What is DeFi?
Decentralized Finance (DeFi) is built on the peer-to-peer principle, which eliminates the need for intermediaries in the system. By relying on peer-to-peer philosophy and self-executing “smart contracts” on the blockchain network, DeFi democratises finance and replaces traditional centralised institutions such as banks, brokerages, and NBFCs (Non-Banking Financial Companies). DeFi operates on the blockchain network using smart contract technology with no human interaction. This decreases the risk of mistakes and increases efficiency.
How Does DeFi Work?
A DeFi protocol makes use of computer code known as smart contracts, which operate on the blockchain network. The source code for the majority of DeFi projects is available for anyone in the world to see and audit. Users of the DeFi protocol can communicate with these smart contracts via their wallets to transfer funds, borrow, lend, or use any of DeFi’s services.
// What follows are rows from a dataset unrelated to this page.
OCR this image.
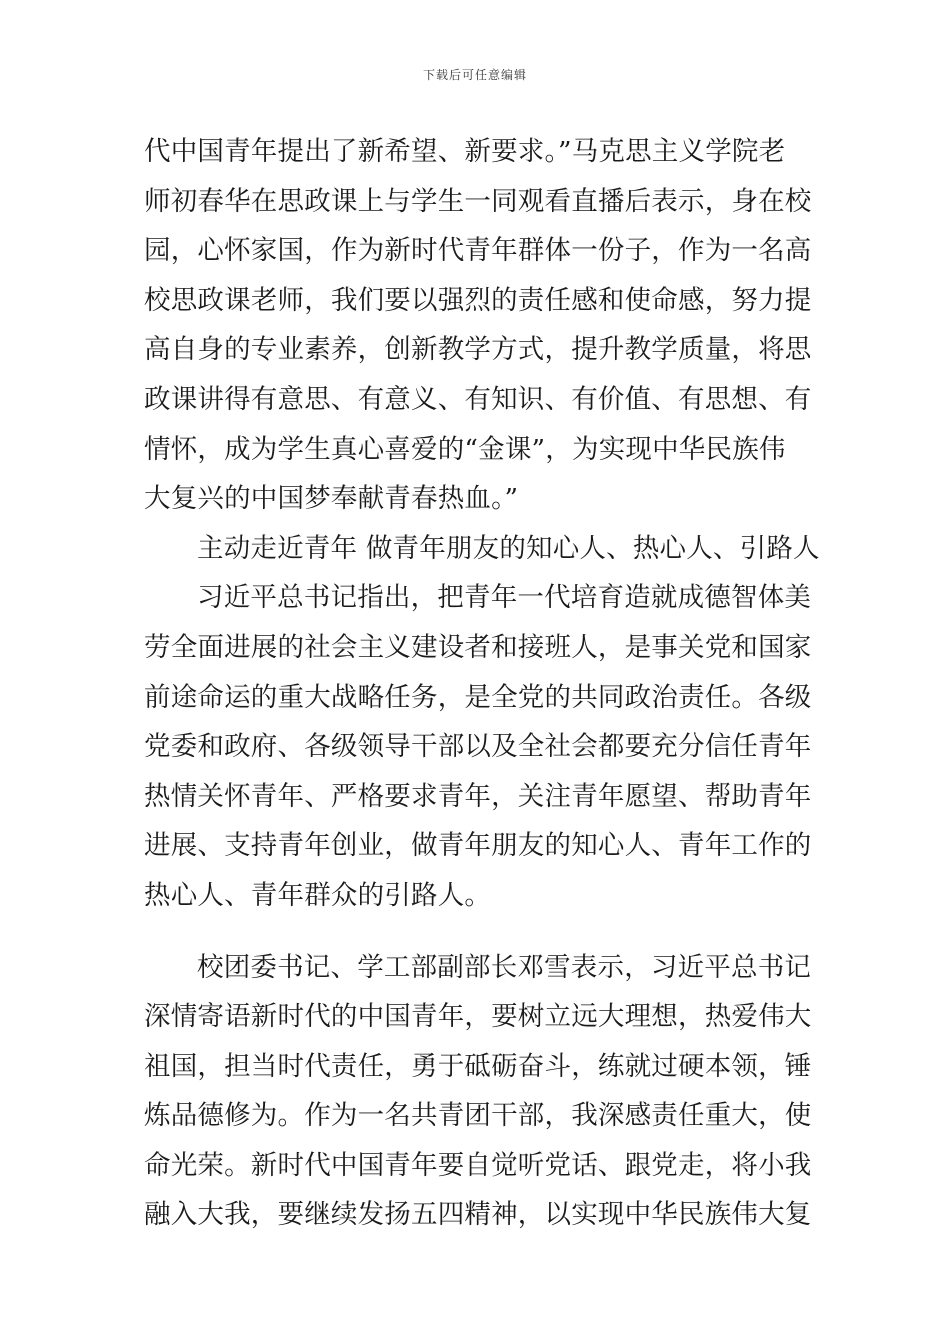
下载后可任意编辑
代中国青年提出了新希望、新要求。”马克思主义学院老
师初春华在思政课上与学生一同观看直播后表示，身在校
园，心怀家国，作为新时代青年群体一份子，作为一名高
校思政课老师，我们要以强烈的责任感和使命感，努力提
高自身的专业素养，创新教学方式，提升教学质量，将思
政课讲得有意思、有意义、有知识、有价值、有思想、有
情怀，成为学生真心喜爱的“金课”，为实现中华民族伟
大复兴的中国梦奉献青春热血。”
主动走近青年 做青年朋友的知心人、热心人、引路人
习近平总书记指出，把青年一代培育造就成德智体美
劳全面进展的社会主义建设者和接班人，是事关党和国家
前途命运的重大战略任务，是全党的共同政治责任。各级
党委和政府、各级领导干部以及全社会都要充分信任青年
热情关怀青年、严格要求青年，关注青年愿望、帮助青年
进展、支持青年创业，做青年朋友的知心人、青年工作的
热心人、青年群众的引路人。
校团委书记、学工部副部长邓雪表示，习近平总书记
深情寄语新时代的中国青年，要树立远大理想，热爱伟大
祖国，担当时代责任，勇于砥砺奋斗，练就过硬本领，锤
炼品德修为。作为一名共青团干部，我深感责任重大，使
命光荣。新时代中国青年要自觉听党话、跟党走，将小我
融入大我，要继续发扬五四精神，以实现中华民族伟大复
DeFi ventures on the blockchain network offer simple and inexpensive access to capital, as well as efficient lending and borrowing, as well as decentralised crypto and synthetic stock exchanges. Furthermore, DeFi eliminates middlemen, allowing for more efficient and cost-effective financial services. Because DeFi operates on a blockchain network and is generally open source, anyone with an internet connection may monitor, audit, and view all transactions. Blockchain data is immutable, which means it cannot be changed once it is on the blockchain network. This results in a trustless financial system based on code.
The Rising Popularity of DEX
DeFi businesses do not need intermediaries or custodians to offer services like buying, selling, lending, and borrowing of crypto assets, in contrast to centralised financial services like traditional banking. DEX users can carry out trades or access services by interacting directly with the blockchain protocol. Since it has the first-movers advantage in providing an infrastructure that enables developers to create such decentralised applications, the majority of DeFi projects are built on the Ethereum blockchain network. However, as they develop, new blockchain networks like Solana, Cardano, Polkadot, etc., are making the DeFi market more competitive.
DEXs and DeFi projects are slowly developing into a profitable choice for SMEs and start-ups in the global fintech market, despite being fairly complex with a steep learning curve. DeFi and DEXs change the landscape of traditional financial systems because they have lower entry barriers than traditional finance, making it easier to access cheaper credit and simple lending and borrowing activities.
Extending to The Insurance Industry
One of the most significant DeFi use cases has been in the insurance business. While the current insurance system is plagued by complicated audit systems, paperwork, and cumbersome claims procedures, the use of smart contracts might significantly improve its efficiency. Nexus Mutual, Opyn, and VouchForMe are DeFi ventures that provide insurance coverage for bitcoin on the blockchain network. DeFi ventures such as PoolTogether, Dharma, and Argent have provided alternative options for risk-free savings and investing through no-loss saving mechanisms.
For example: To produce, store, or trade value, digital assets are being tokenized in the form of NFTs. The emergence of DeFi-based prediction platforms, where users can trade value by projecting the outcome of future events, has resulted from the increased usage of DeFi.
Revolutionizing The Gaming Industry
DeFi, through platforms such as Augur, enables people to put wagers on global events. DeFi technologies are also being used in gaming and eSports. DeFi tokens can now be used by game developers for in-app purchases and loot box features. Collectible and trading games have grown in popularity on blockchain due to their ability to allow players to trade unique tokens and allow developers to construct their own ecosystems and economies.